Un secret nécessaire, selon des documents judiciaires consultés par le Wall Street Journal, afin de ne pas mettre en danger les membres de la famille si des informations «privées et sensibles» venaient à être rendues publiques - mais qui fait bondir les plus grands médias américains. Privé d'accès au tribunal, un groupe constitué du New York Times, de CNN et du Washington Post est monté au créneau, arguant que «l’intérêt du public quant à savoir lequel des enfants de Murdoch lui succédera est immense».
Jeudi dernier, l'avocat Gorman a balayé ces arguments et réitéré son refus d’ouvrir sa salle d’audience et la quasi-totalité du dossier de l’affaire à la presse.
Une chose est sûre. Les conséquences du procès de Reno seront déterminantes. Non seulement sur les membres de la famille Murdoch, mais aussi et surtout sur l'avenir plus large du paysage médiatique et géopolitique américain. Si Rupert Murdoch remporte la mise et que son fils Lachlan rafle les parts de ses frères et sœurs, le réseau pourrait bien poursuivre, et même étendre, son approche ultra-conservatrice.
En revanche, si James, Elisabeth et Prudence font valoir leurs droits, le ton du réseau pourrait s'adoucir et se centraliser considérablement ces prochaines années. Y compris abandonner sa rhétorique climatosceptique et ses fausses théories sur une élection volée de Donald Trump.
Pour l'instant, à défaut de détails ayant filtré hors des murs épais de la cour de justice, l'issue reste incertaine. Bien que ce type de conflits familiaux débouche souvent sur un accord, l'affaire pourrait tout aussi bien se prolonger, si l'une des parties décide de faire appel de la décision de Joe Gorman.
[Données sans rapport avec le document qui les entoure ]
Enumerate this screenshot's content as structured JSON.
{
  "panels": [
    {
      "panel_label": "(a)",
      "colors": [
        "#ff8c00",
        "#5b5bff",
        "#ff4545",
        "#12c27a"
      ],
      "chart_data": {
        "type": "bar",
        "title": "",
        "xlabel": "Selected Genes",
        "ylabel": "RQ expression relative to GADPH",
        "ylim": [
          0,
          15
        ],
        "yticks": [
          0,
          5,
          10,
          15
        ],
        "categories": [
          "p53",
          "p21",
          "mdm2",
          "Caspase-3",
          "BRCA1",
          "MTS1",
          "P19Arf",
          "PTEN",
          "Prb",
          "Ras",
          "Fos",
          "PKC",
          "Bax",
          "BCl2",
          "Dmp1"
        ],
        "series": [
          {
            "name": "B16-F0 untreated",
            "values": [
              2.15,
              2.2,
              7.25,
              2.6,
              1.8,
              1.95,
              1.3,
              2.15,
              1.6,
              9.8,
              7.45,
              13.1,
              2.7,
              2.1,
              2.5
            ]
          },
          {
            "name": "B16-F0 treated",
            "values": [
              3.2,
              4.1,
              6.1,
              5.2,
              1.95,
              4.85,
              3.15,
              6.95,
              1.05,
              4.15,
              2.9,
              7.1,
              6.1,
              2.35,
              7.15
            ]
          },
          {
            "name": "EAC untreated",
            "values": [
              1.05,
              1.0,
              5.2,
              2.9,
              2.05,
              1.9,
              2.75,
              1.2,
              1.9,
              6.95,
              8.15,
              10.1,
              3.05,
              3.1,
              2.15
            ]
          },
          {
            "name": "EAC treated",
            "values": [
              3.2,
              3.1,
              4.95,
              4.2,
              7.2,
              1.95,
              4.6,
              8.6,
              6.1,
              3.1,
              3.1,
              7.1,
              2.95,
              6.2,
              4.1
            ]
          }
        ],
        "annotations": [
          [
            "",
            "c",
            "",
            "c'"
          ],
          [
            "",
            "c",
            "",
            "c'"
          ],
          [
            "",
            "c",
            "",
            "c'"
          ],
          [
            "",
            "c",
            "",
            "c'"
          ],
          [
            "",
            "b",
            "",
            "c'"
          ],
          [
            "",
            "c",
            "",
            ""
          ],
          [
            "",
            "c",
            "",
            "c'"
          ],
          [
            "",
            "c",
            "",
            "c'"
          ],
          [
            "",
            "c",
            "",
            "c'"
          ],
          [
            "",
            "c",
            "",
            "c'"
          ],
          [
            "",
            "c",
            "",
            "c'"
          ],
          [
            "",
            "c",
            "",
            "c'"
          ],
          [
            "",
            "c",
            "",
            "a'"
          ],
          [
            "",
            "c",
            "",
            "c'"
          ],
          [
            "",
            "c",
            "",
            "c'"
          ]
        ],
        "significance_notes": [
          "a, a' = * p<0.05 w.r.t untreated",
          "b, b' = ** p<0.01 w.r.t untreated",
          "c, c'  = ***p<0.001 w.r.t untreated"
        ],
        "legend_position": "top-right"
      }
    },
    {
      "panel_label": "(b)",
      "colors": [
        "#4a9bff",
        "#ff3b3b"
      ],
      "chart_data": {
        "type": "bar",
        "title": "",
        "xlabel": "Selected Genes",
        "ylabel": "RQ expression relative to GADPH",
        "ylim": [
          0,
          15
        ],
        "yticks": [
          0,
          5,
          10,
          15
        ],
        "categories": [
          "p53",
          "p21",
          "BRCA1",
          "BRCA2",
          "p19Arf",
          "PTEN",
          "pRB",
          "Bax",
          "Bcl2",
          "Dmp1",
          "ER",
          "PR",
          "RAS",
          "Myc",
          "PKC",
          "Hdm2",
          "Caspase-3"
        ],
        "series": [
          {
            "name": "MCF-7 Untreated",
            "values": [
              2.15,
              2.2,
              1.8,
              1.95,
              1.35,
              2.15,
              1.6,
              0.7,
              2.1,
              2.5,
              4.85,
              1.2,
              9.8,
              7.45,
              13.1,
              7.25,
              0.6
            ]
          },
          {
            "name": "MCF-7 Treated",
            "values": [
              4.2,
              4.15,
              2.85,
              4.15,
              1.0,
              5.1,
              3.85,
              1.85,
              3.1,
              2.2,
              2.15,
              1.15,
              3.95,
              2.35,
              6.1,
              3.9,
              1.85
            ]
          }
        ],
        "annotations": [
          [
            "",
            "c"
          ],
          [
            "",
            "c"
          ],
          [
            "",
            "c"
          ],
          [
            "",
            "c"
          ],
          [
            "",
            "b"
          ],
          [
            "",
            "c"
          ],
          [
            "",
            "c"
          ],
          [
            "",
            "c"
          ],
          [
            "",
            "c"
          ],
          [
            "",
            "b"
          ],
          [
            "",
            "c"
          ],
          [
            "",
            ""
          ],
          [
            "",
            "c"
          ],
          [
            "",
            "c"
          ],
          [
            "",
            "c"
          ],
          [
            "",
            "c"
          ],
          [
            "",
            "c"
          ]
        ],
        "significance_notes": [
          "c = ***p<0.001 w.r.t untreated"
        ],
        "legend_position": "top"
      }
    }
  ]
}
«Ce genre de situation peut durer des années», a averti Molly LeGoy, avocate spécialisée en droit des successions à Reno, la semaine passée dans le New York Times. Un risque courant dans ce genre de batailles de fiducies familiales, qui, au-delà des considérations financières ou politiques, font souvent surgir des rivalités, des trahisons et des griefs émotionnels profondément enfouis. Autant de blessures dont la famille Murdoch, assurément, ne manque pas.